Uma fumaça preta saiu do ombro de Valéria de maneira descomunal e a tatuagem sumiu, a fumaça esmaeceu no ar até virar nada, com isso, o Pacto foi quebrado e Vincent desmaiou, Zeynep com o pessoal tentou socorrê-lo.
Apenas a rainha continuou parada, com as mãos nos quadris a olhar para a garota poderosa ir embora sem nem se despedir, mas com um sorriso no rosto.
Ela admirava a Valéria de maneira inegável, assim como a falecida Ézyan, e prezava a sua presença mais do que a de qualquer outra pessoa ali. Valéria era a sua galinha dos ovos de ouro.

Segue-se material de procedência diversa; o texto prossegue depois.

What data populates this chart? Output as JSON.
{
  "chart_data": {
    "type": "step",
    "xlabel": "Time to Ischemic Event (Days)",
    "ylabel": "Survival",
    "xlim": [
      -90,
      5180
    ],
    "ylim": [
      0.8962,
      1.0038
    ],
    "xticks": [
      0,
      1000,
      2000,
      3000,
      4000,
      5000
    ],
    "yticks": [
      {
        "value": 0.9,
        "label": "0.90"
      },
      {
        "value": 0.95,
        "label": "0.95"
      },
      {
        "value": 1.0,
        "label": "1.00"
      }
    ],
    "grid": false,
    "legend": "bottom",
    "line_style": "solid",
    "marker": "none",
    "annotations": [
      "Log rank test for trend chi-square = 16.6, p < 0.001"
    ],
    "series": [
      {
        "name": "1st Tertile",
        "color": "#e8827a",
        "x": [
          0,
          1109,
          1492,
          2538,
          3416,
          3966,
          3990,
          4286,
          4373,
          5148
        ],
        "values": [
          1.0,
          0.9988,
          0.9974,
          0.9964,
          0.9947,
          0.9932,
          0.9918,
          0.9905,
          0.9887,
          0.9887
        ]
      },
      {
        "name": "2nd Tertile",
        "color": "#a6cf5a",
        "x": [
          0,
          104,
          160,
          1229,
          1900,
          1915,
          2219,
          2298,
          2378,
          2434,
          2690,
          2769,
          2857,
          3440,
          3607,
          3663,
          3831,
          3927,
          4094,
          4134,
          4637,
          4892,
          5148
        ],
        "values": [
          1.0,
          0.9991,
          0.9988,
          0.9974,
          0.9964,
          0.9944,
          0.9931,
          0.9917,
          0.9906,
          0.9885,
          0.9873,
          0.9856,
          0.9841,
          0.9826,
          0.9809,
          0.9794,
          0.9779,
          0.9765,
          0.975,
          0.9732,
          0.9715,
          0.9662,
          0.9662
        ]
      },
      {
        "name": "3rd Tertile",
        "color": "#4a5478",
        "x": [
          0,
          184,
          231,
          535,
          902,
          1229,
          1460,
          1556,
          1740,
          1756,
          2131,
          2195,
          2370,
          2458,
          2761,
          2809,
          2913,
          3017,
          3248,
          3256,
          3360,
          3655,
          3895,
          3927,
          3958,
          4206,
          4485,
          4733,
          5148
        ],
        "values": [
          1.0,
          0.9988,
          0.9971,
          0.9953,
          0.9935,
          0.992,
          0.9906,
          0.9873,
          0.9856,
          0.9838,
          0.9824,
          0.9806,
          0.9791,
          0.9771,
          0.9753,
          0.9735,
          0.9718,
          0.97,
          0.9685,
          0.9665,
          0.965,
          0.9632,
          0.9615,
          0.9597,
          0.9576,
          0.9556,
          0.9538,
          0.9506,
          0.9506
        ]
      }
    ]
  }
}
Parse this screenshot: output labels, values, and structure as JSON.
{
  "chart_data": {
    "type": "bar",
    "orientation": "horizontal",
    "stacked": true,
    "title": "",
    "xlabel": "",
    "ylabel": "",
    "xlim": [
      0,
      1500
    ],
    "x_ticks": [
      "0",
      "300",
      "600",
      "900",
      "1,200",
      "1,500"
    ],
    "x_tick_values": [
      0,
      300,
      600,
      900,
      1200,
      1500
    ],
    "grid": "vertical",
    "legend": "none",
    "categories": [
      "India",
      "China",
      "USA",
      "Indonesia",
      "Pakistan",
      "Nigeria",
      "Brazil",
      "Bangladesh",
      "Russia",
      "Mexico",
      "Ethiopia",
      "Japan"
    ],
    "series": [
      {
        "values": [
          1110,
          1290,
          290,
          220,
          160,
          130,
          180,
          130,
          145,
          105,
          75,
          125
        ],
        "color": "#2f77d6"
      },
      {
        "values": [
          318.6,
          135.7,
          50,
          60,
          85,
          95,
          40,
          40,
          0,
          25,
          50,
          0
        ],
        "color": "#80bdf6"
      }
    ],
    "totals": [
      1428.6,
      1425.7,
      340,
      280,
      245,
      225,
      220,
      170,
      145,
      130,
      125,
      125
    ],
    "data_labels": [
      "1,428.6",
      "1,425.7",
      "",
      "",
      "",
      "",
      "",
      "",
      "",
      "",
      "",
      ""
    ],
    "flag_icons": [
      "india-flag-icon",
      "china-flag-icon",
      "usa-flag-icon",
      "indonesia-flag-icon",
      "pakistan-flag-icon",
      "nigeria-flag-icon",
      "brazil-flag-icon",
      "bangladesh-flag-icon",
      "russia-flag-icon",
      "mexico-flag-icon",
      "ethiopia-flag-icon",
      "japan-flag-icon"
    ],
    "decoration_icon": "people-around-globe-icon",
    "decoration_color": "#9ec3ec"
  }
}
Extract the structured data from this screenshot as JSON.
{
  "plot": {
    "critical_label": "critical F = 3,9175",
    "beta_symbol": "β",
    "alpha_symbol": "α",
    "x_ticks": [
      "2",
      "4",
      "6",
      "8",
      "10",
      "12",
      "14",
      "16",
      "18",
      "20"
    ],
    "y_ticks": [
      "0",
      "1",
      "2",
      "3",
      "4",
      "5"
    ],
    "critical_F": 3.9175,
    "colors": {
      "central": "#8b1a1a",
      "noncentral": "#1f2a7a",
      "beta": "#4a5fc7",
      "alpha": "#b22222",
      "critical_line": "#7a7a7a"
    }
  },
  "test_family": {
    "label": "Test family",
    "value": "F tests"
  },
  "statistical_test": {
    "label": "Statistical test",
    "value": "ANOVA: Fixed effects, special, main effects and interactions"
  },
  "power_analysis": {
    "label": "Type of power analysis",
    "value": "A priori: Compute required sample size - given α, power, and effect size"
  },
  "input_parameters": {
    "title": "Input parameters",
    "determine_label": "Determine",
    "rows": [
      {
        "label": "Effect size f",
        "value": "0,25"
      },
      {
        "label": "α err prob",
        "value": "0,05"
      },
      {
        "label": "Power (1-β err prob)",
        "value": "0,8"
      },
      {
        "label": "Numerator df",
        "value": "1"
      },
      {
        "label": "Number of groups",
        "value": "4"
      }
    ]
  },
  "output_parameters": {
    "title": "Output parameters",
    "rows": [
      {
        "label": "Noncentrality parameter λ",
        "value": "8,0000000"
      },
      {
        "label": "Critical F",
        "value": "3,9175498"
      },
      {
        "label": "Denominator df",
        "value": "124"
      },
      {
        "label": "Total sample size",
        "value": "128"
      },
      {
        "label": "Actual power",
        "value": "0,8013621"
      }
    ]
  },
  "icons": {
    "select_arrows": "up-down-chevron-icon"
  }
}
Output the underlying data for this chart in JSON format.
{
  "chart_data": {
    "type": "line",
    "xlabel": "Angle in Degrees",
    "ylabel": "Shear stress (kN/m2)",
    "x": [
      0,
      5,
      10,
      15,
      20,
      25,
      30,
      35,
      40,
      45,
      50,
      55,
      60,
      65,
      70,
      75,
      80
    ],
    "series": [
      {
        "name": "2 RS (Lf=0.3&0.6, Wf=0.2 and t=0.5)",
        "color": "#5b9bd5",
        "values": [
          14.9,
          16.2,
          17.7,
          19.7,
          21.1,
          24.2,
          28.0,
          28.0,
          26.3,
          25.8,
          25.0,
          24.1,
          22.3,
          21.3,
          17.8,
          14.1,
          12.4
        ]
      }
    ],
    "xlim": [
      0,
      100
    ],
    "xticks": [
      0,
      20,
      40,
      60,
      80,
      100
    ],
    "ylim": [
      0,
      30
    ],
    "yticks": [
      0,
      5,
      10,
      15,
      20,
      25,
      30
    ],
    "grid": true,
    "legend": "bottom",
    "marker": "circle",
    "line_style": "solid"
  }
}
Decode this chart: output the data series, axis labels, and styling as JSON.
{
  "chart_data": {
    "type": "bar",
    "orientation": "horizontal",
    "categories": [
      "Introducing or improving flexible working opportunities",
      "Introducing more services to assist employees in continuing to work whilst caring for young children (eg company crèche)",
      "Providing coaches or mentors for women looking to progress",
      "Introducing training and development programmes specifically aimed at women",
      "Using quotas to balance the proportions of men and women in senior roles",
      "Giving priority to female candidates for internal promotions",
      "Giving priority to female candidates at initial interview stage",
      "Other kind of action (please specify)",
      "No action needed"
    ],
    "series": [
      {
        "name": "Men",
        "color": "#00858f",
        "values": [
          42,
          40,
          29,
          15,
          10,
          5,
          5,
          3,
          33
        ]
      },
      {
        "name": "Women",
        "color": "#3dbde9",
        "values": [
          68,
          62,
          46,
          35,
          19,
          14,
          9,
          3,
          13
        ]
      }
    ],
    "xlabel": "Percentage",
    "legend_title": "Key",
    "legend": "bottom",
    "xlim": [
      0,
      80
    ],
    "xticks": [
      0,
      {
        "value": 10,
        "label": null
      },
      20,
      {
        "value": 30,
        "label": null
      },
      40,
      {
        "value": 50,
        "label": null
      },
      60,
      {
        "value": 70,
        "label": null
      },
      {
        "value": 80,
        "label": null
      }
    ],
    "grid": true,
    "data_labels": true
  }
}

Minutos depois, despertaram o Vincent e foram dar continuidade à reunião em outro lugar já que a mesa redonda fora quebrada, mais tarde Valéria ficaria a par de todos os detalhes.
***
Naquele mesmo dia, antes de dar meia-noite, Valéria se parecia com um cadáver, pálida e mórbida, prestes a dormir, deitada na sua cama do seu espaçoso quarto gótico decorado com ossos, como ela pediu, ela jamais abandonaria alguns velhos costumes, ainda mais agora que ficou extremamente amargurada pela sua perda, começou a expressar os seus sentimentos.
O seu quarto se assemelhava com uma arrumação para uma festa de Halloween.
Ela usava uma camisola preta de cetim e os seus s***s ficaram avantajados por causa do leite que estava a ser produzido devido à gestação que para a sua infelicidade foi interrompida.
Por ímpeto, ela pegou o seu bastão mágico e levitou na cama a fazer com que tudo ao redor flutuasse, mirou em cinco pessoas encapuzadas na sua frente, eram luvas-de-prata, mas estavam sem as luvas. De qualquer modo, da última vez que entraram no seu quarto tentaram matá-la.